Provenance & rollback (ADR-028)

  • Renewal-invariant identity (ARTIFACT-REF-HASH). A consumer's gen-NNN.json records the artifact-bearing file's sha256 in reference form — the bytes with each digest rendered as its stable {artifact:host/name} token — so two consumer deploys that differ only because the producer's cert renewed have an identical generation identity. The resolved digest is rendered into the file on disk but appears in no hash and no generation field.
  • Provenance edge + service why. Each consumed artifact is recorded as a {path, host, name, kind, token} edge (by reference, never the digest). punix service why <stack> <config-file-path> reads it back and attributes the file to its producer:
$ punix service why KnotStack /etc/punix/env/knot.env --target ssh://root@knot-host
/etc/punix/env/knot.env (stack KnotStack, gen-003) consumes 1 cross-host artifact(s):
  appview/appview-cert-tlsa [tlsa]
  • Rollback orders consumers before producers. fleet rollback rebuilds the artifact graph and rolls back in reverse-topological order (ARTIFACT-ROLLBACK-ORDER).
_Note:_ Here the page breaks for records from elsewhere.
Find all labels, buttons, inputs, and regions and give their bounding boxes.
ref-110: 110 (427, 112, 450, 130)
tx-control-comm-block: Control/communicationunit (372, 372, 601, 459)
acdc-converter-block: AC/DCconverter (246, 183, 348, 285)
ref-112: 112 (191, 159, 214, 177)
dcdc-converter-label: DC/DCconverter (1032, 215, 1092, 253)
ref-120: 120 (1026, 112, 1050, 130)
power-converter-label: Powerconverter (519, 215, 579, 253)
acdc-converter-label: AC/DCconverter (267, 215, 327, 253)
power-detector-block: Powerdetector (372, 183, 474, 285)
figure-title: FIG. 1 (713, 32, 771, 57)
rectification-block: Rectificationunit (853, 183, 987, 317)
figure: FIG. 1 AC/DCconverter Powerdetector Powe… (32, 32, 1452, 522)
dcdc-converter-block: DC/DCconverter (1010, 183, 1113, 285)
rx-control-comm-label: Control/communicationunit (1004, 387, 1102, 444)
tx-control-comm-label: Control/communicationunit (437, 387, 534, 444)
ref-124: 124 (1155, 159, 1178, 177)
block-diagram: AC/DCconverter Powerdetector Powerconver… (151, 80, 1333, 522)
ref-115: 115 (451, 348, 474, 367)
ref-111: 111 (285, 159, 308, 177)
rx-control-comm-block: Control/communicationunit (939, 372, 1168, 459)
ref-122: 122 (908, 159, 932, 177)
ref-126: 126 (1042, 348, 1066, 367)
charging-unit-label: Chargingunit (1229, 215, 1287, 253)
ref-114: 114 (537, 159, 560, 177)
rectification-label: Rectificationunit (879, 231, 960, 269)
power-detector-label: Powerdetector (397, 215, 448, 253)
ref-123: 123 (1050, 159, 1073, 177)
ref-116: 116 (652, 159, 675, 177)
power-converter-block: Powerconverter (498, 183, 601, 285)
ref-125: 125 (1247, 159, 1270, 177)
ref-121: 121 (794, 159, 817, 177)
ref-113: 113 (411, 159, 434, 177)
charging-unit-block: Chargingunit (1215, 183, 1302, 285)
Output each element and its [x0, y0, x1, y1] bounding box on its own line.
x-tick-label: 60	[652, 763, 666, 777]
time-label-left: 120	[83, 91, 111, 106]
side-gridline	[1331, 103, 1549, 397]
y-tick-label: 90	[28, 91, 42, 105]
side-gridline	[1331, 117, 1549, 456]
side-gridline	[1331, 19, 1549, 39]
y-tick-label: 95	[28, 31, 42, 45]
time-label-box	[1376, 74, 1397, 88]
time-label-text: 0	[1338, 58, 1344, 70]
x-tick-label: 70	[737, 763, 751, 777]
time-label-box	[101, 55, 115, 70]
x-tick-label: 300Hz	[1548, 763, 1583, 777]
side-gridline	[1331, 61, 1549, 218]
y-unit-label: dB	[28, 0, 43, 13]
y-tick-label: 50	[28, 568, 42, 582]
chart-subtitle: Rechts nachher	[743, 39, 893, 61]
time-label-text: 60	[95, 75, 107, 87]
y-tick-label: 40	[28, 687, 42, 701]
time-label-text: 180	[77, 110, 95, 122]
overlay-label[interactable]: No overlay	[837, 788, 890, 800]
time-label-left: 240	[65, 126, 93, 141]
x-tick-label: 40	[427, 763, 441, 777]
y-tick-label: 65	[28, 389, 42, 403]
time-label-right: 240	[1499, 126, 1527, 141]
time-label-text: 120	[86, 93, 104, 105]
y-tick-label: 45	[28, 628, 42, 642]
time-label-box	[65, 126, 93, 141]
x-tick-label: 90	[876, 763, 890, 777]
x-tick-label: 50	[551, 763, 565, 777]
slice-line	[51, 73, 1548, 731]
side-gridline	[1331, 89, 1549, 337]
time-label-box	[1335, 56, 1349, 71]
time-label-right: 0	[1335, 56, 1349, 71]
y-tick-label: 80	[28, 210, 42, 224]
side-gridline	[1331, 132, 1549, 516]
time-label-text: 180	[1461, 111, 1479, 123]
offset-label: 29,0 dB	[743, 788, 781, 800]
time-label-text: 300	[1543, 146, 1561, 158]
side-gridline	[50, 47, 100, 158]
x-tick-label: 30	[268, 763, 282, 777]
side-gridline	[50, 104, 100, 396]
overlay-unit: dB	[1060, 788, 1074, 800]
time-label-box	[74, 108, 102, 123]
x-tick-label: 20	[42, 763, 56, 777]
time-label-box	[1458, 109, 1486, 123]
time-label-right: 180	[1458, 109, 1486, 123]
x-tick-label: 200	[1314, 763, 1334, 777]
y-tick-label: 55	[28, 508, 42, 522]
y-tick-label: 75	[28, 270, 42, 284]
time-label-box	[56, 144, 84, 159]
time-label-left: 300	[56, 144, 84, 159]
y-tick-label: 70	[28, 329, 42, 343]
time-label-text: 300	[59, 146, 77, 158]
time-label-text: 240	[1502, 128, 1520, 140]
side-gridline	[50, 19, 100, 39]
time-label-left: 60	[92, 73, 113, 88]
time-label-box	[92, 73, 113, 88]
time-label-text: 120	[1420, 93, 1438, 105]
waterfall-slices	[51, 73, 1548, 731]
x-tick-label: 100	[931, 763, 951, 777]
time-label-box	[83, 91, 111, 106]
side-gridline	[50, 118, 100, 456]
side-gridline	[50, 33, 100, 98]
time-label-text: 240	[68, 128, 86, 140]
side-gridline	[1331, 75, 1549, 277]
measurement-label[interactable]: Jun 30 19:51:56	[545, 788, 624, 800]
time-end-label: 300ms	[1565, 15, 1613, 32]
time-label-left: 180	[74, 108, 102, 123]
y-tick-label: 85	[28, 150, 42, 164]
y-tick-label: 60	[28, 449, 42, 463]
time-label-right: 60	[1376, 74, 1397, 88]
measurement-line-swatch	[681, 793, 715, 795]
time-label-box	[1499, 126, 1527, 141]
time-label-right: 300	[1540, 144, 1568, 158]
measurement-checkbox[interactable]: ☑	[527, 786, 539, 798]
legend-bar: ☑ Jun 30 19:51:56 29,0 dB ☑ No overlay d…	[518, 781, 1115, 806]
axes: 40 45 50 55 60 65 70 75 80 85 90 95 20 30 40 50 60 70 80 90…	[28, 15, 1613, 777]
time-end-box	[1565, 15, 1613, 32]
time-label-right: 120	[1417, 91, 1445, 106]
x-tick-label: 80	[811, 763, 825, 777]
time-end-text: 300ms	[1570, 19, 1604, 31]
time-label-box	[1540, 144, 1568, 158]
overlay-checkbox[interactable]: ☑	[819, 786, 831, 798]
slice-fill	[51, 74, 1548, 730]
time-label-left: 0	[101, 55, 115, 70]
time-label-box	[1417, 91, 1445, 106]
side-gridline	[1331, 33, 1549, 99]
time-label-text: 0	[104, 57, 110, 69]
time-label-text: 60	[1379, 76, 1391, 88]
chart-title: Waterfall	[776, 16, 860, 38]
An artifact-bearing file is left at its current (non-dangling) bytes — they already embed the current producer digest — and re-resolved on the next deploy; the rollback reports it honestly as artifact-bearing (not as a secret/§20.6 file).

Honest scope

These pieces are not wired yet:

  • Env position only. An artifact is consumed in a service environment value. Embedding one in a configFiles content string (a real DNS zone file) is not wired.
  • Full structural re-render on rollback is deferred. Rolling a consumer back leaves its artifact file at the current bytes (above), so a consumer's structural env change is not reverted on rollback, and if a producer also rolls back the consumer's file dangles until re-deployed. Re-rendering the file from the generation against a freshly-recomputed producer (the strong ARTIFACT-RERESOLVE) and dangling-detection-and-refuse are follow-ups — spec §6's re-resolve ordering is itself under-specified (ADR-028 "As built").
  • ARTIFACT-STALENESS (re-deploy-on-artifact-change no-op) is gated. Blocked on the real digest below (the placeholder flips on benign renewals).
  • tlsa hashes the cert bytes. The current digest is SHA-256 of fullchain.pem. The RFC-6698-exact selector-1/matching-1 SPKI extraction is a follow-up.

Where in the code

  • src/punix/deploy/stack.pyArtifactProduced + _read_produces_artifacts (the producer declaration); ArtifactValue refs in Service.environment.
  • src/punix/deploy/artifacts.pyconsumed_artifacts, resolve_artifacts (the twin of resolve_secrets), compute_artifact_digest.
  • src/punix/deploy/fleet.pyArtifactEdge, deploy_order (stable topo + cycle rejection), apply_fleet (the four outcomes).
  • src/punix/cli.py_fleet_artifact_edges (pre-deploy edge extraction) + the per-host oracle; _artifact_provenance (the edge rows) + _write_config_files (reference-form sha256 via ConfigFile.ref_content); service why; _restore_config_files + fleet rollback (reverse-topo + artifact-aware reporting).
  • src/punix/deploy/artifacts.pyResolvedArtifact (the post-resolution marker carrying the producer reference).
  • Deploying a fleet — the per-host fleet mechanism this orders.
  • Secrets at deploy — the structural twin (reference-not-value, hash exclusion).
  • Rollback — the per-host rollback; fleet rollback orders consumers before producers here.
  • ADR-022 (ordering) · ADR-028 (provenance + rollback) · spec 022.